I begin the happy process of fantasizing, and decide my heroine will be named Pearl. It will be a few days before I realize that I most likely have 'randomly' picked this name due to the fact that for the past month I have worked with a woman named Pearl. Huh. So much for my creative brilliance. My Pearl, though, is nothing like my associate. Well, maybe I will make them look-alikes.


My story, as I begin to plot/fantasize it out, will be a cowboy romance set in Armstrong, BC. To be specific, it will be set at the former cite of Circle Square Ranch, where I taught horsemanship after high school graduation. In the book, this farm will be the property of my alpha male hero (at present unnamed), and from this farm he will operate an equine assisted therapy camp. Pearl, a former rodeo cowgirl who has recently gone through divorce, will come to work for him.

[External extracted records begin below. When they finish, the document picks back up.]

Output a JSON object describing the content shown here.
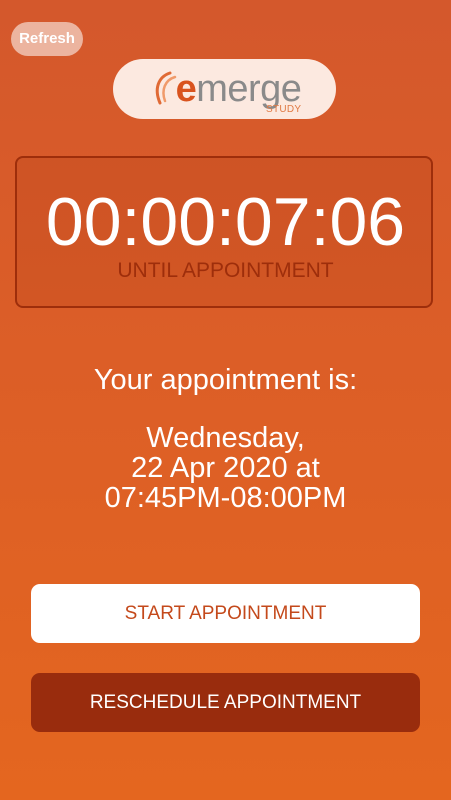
{
  "header": {
    "refresh_label": "Refresh"
  },
  "logo": {
    "brand": "merge",
    "brand_initial": "e",
    "sub": "STUDY",
    "brand_color": "#d9531e"
  },
  "countdown": {
    "value": "00:00:07:06",
    "label": "UNTIL APPOINTMENT"
  },
  "appointment": {
    "heading": "Your appointment is:",
    "day": "Wednesday,",
    "date": "22 Apr 2020 at",
    "time": "07:45PM-08:00PM"
  },
  "actions": {
    "start_label": "START APPOINTMENT",
    "reschedule_label": "RESCHEDULE APPOINTMENT"
  },
  "colors": {
    "background": "#dc5e27",
    "accent_dark": "#992c0d",
    "start_text": "#c4491b"
  }
}
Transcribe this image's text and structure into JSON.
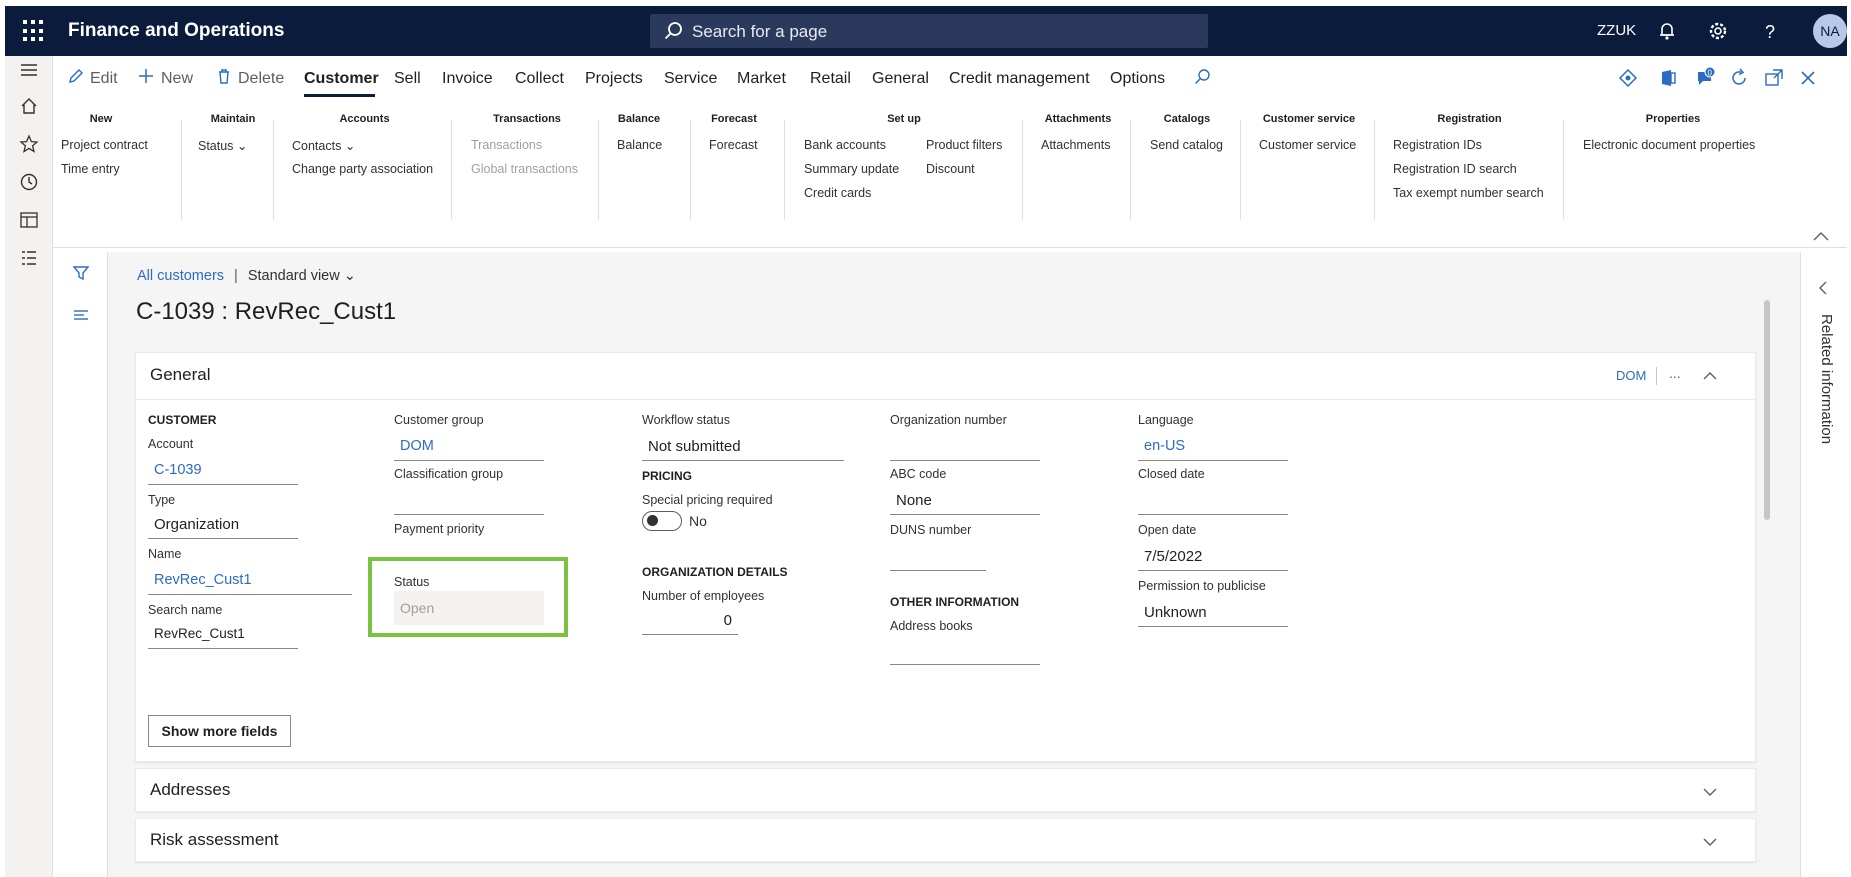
{
  "app": {
    "title": "Finance and Operations",
    "company": "ZZUK",
    "avatar_initials": "NA"
  },
  "search": {
    "placeholder": "Search for a page"
  },
  "actions": {
    "edit": "Edit",
    "new": "New",
    "delete": "Delete",
    "tabs": [
      "Customer",
      "Sell",
      "Invoice",
      "Collect",
      "Projects",
      "Service",
      "Market",
      "Retail",
      "General",
      "Credit management",
      "Options"
    ],
    "active_tab": "Customer",
    "notification_count": "0"
  },
  "ribbon": {
    "new": {
      "header": "New",
      "items": [
        "Project contract",
        "Time entry"
      ]
    },
    "maintain": {
      "header": "Maintain",
      "items": [
        "Status"
      ]
    },
    "accounts": {
      "header": "Accounts",
      "items": [
        "Contacts",
        "Change party association"
      ]
    },
    "transactions": {
      "header": "Transactions",
      "items": [
        "Transactions",
        "Global transactions"
      ]
    },
    "balance": {
      "header": "Balance",
      "items": [
        "Balance"
      ]
    },
    "forecast": {
      "header": "Forecast",
      "items": [
        "Forecast"
      ]
    },
    "setup": {
      "header": "Set up",
      "items": [
        "Bank accounts",
        "Summary update",
        "Credit cards",
        "Product filters",
        "Discount"
      ]
    },
    "attachments": {
      "header": "Attachments",
      "items": [
        "Attachments"
      ]
    },
    "catalogs": {
      "header": "Catalogs",
      "items": [
        "Send catalog"
      ]
    },
    "customer_service": {
      "header": "Customer service",
      "items": [
        "Customer service"
      ]
    },
    "registration": {
      "header": "Registration",
      "items": [
        "Registration IDs",
        "Registration ID search",
        "Tax exempt number search"
      ]
    },
    "properties": {
      "header": "Properties",
      "items": [
        "Electronic document properties"
      ]
    }
  },
  "breadcrumb": {
    "link": "All customers",
    "separator": "|",
    "view": "Standard view"
  },
  "page_title": "C-1039 : RevRec_Cust1",
  "general": {
    "header": "General",
    "tag": "DOM",
    "more": "...",
    "customer_section": "CUSTOMER",
    "account": {
      "label": "Account",
      "value": "C-1039"
    },
    "type": {
      "label": "Type",
      "value": "Organization"
    },
    "name": {
      "label": "Name",
      "value": "RevRec_Cust1"
    },
    "search_name": {
      "label": "Search name",
      "value": "RevRec_Cust1"
    },
    "customer_group": {
      "label": "Customer group",
      "value": "DOM"
    },
    "classification_group": {
      "label": "Classification group",
      "value": ""
    },
    "payment_priority": {
      "label": "Payment priority"
    },
    "status": {
      "label": "Status",
      "value": "Open"
    },
    "workflow_status": {
      "label": "Workflow status",
      "value": "Not submitted"
    },
    "pricing_section": "PRICING",
    "special_pricing": {
      "label": "Special pricing required",
      "value": "No"
    },
    "org_details_section": "ORGANIZATION DETAILS",
    "employees": {
      "label": "Number of employees",
      "value": "0"
    },
    "org_number": {
      "label": "Organization number",
      "value": ""
    },
    "abc_code": {
      "label": "ABC code",
      "value": "None"
    },
    "duns": {
      "label": "DUNS number",
      "value": ""
    },
    "other_info_section": "OTHER INFORMATION",
    "address_books": {
      "label": "Address books",
      "value": ""
    },
    "language": {
      "label": "Language",
      "value": "en-US"
    },
    "closed_date": {
      "label": "Closed date",
      "value": ""
    },
    "open_date": {
      "label": "Open date",
      "value": "7/5/2022"
    },
    "permission": {
      "label": "Permission to publicise",
      "value": "Unknown"
    },
    "show_more": "Show more fields"
  },
  "sections": {
    "addresses": "Addresses",
    "risk": "Risk assessment"
  },
  "related": {
    "label": "Related information"
  }
}
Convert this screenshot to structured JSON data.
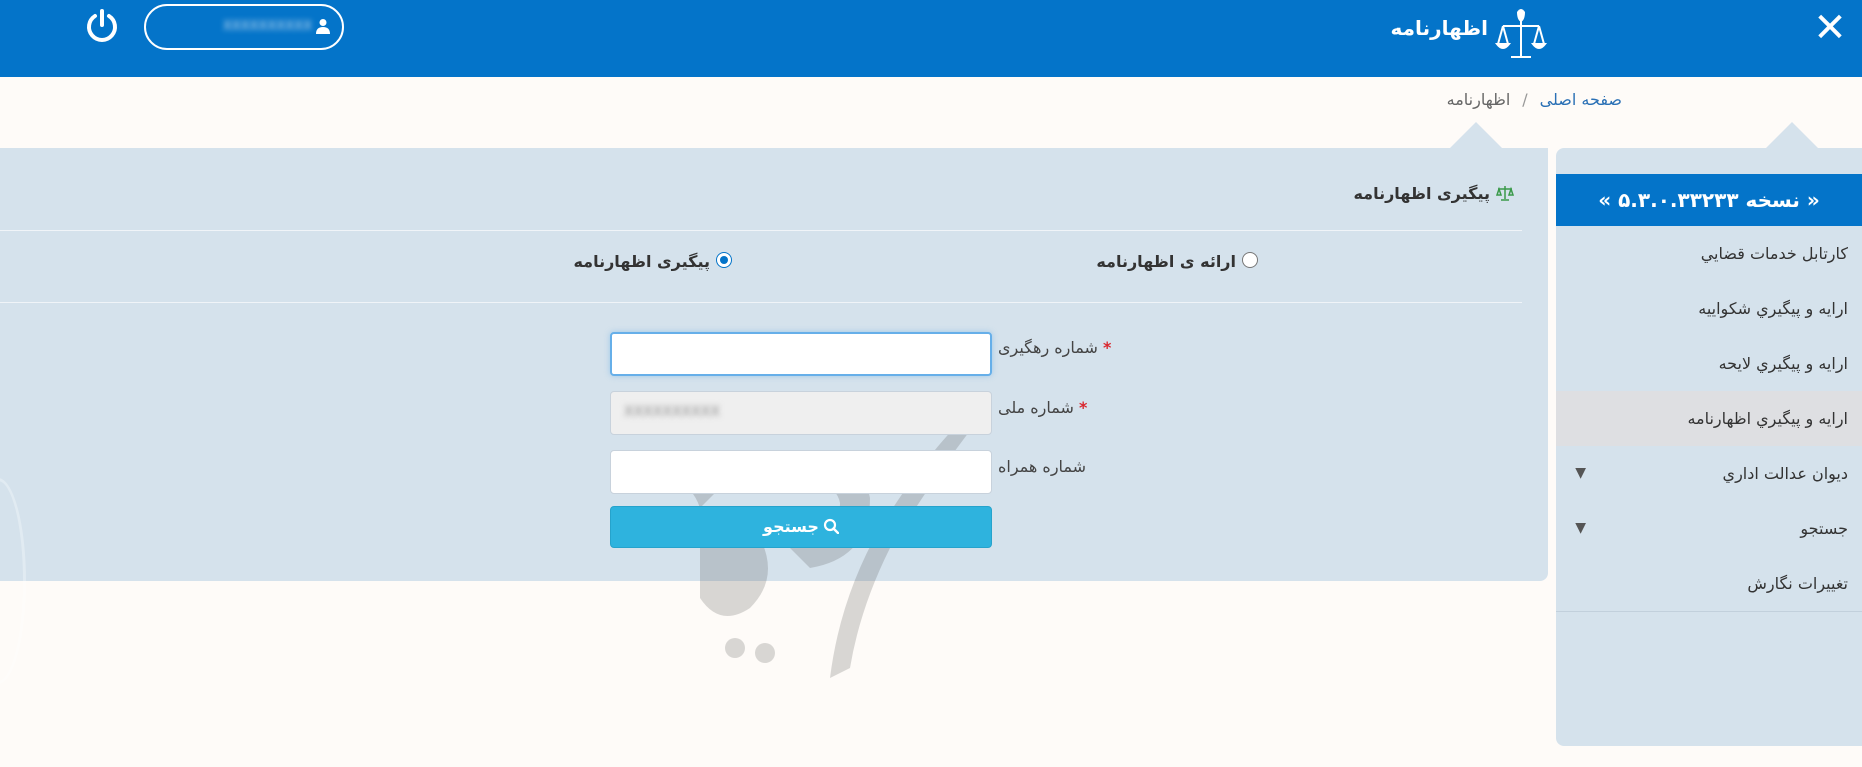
{
  "header": {
    "app_title": "اظهارنامه",
    "close_icon": "close-icon",
    "power_icon": "power-icon",
    "user_icon": "user-icon",
    "user_name": "XXXXXXXXXX"
  },
  "breadcrumb": {
    "home": "صفحه اصلی",
    "separator": "/",
    "current": "اظهارنامه"
  },
  "sidebar": {
    "version": "« نسخه ۵.۳.۰.۳۳۲۳۳ »",
    "items": [
      {
        "label": "كارتابل خدمات قضايي"
      },
      {
        "label": "ارايه و پيگيري شكواييه"
      },
      {
        "label": "ارايه و پيگيري لايحه"
      },
      {
        "label": "ارايه و پيگيري اظهارنامه",
        "active": true
      },
      {
        "label": "ديوان عدالت اداري",
        "has_submenu": true
      },
      {
        "label": "جستجو",
        "has_submenu": true
      },
      {
        "label": "تغییرات نگارش"
      }
    ]
  },
  "main": {
    "title": "پیگیری اظهارنامه",
    "options": [
      {
        "label": "ارائه ی اظهارنامه",
        "checked": false
      },
      {
        "label": "پیگیری اظهارنامه",
        "checked": true
      }
    ],
    "fields": [
      {
        "label": "شماره رهگیری",
        "required": true,
        "value": ""
      },
      {
        "label": "شماره ملی",
        "required": true,
        "value": "XXXXXXXXXX"
      },
      {
        "label": "شماره همراه",
        "required": false,
        "value": ""
      }
    ],
    "required_mark": "*",
    "search_button": "جستجو"
  },
  "colors": {
    "header_blue": "#0474c9",
    "panel_bg": "#d5e2ec",
    "button": "#2eb3de",
    "required": "#d9272e"
  }
}
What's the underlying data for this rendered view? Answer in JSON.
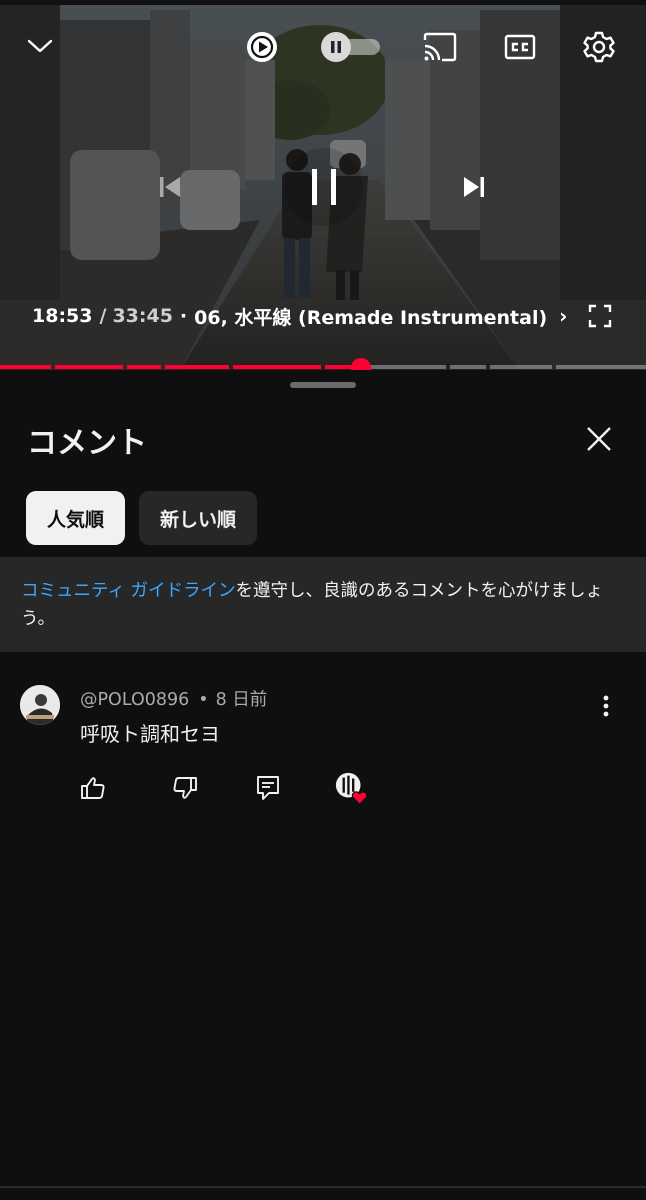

Sparks will fly. There will be happily-ever-afters.


As I start to imagine and form a loose set of characters and plot, I start getting excited. I am having a hard time waiting for November to come. I discipline myself, and re-immerse my brain in the novel about addiction and forgiveness and new beginnings I am currently developing. If I really behave myself, I should have that novel at roughly the 60,000 word count before November. That would give me December to finish it off, and if I can accomplish all of this, I will have written three full novels in one year. If I do that, there will be celebrating!


When I ask Eric what his book will be about, he says he thinks he is planning to work on a ghost story, which is cool. I am excited for the end of November when we can swap, and read each other's works, though I may forewarn my first-born of the sex scene page numbers his mother will have concocted -- on the off chance he might choose to avoid those passages!